Honda Motor Co Ltd, Nissan Motor Co Ltd and Mazda Motor Corp aim to sell more cars this year than last, though overall sales to distributors have fallen each month since September and are down 18 percent in 2015.
"The decline is pretty drastic," said dealership salesman Jonatan, whose monthly average sales of Toyota Motor Corp cars was four versus eight last year. "We certainly have to work extra hard to sell cars these days."
Auto sales are a key indicator of consumption in Indonesia, where the economy is growing at its slowest since 2009, and where 7 percent inflation is eroding purchasing power. Consumers are consequently reserving more money for primary needs, the central bank said last month.
In response, automotive industry association Gaikindo in June lowered its sales forecast for this year to a range of 1 million to 1.1 million vehicles from 1.2 million.
"We are struggling with the market slowdown," said PT Honda Prospect Motor director Jonfis Fandy.
The firm has been trying to boost sales since early in the year via promotions usually reserved for Indonesia's annual automotive exhibition in August, to meet Honda's target sales increase of 10 percent.
Promotions include discounts on down payments, low-interest loans, and extending instalment periods to seven years from around four. Honda has sold 1.4 percent more cars as of end-May.

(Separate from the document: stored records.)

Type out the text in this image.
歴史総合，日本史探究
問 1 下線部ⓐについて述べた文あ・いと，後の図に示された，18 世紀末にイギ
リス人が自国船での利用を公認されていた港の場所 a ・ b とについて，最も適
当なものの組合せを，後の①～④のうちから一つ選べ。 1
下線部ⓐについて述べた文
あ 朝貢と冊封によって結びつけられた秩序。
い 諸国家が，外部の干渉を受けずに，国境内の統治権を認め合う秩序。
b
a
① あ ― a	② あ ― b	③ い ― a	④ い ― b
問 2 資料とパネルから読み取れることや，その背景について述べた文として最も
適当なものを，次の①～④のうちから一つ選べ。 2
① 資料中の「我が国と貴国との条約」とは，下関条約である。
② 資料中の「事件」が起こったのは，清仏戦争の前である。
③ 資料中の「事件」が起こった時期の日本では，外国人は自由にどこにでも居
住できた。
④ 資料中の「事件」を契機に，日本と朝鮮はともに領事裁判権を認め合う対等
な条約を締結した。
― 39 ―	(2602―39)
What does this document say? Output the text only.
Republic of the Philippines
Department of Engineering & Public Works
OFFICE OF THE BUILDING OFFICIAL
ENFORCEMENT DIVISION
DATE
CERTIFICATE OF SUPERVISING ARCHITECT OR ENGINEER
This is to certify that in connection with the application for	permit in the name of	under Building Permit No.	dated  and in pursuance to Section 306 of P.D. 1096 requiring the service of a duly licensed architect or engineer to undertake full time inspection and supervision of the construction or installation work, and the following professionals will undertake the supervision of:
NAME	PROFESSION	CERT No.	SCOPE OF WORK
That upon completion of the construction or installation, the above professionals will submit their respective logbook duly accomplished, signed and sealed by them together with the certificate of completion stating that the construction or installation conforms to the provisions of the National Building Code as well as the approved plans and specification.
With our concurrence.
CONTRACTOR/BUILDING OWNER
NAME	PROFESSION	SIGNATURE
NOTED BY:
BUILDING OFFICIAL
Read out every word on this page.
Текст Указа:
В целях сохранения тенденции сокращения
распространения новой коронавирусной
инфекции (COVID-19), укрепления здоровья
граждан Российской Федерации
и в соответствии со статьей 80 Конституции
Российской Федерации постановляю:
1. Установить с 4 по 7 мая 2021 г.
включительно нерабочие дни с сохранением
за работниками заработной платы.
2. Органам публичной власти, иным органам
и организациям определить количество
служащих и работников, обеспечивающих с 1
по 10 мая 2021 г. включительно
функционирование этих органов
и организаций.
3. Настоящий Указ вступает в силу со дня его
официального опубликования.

At Mazda, which aims to sell 9 percent more cars, one customer said he was offered 11 percent off a 450 million rupiah ($33,860.05) sports utility vehicle. But the mid-30s communication manager still delayed purchase for six months as economic conditions made him worry about finances.
Astrid Ariani Wijaya, senior marketing manager at PT Mazda Motor Indonesia - for whom year-to-date sales figures are unavailable - said the slowdown is affecting all industries, not just auto.
"What we are doing is maintaining advertising consistency in mass media," she said. "Discounts would depend on the model, and each dealer has different stocks."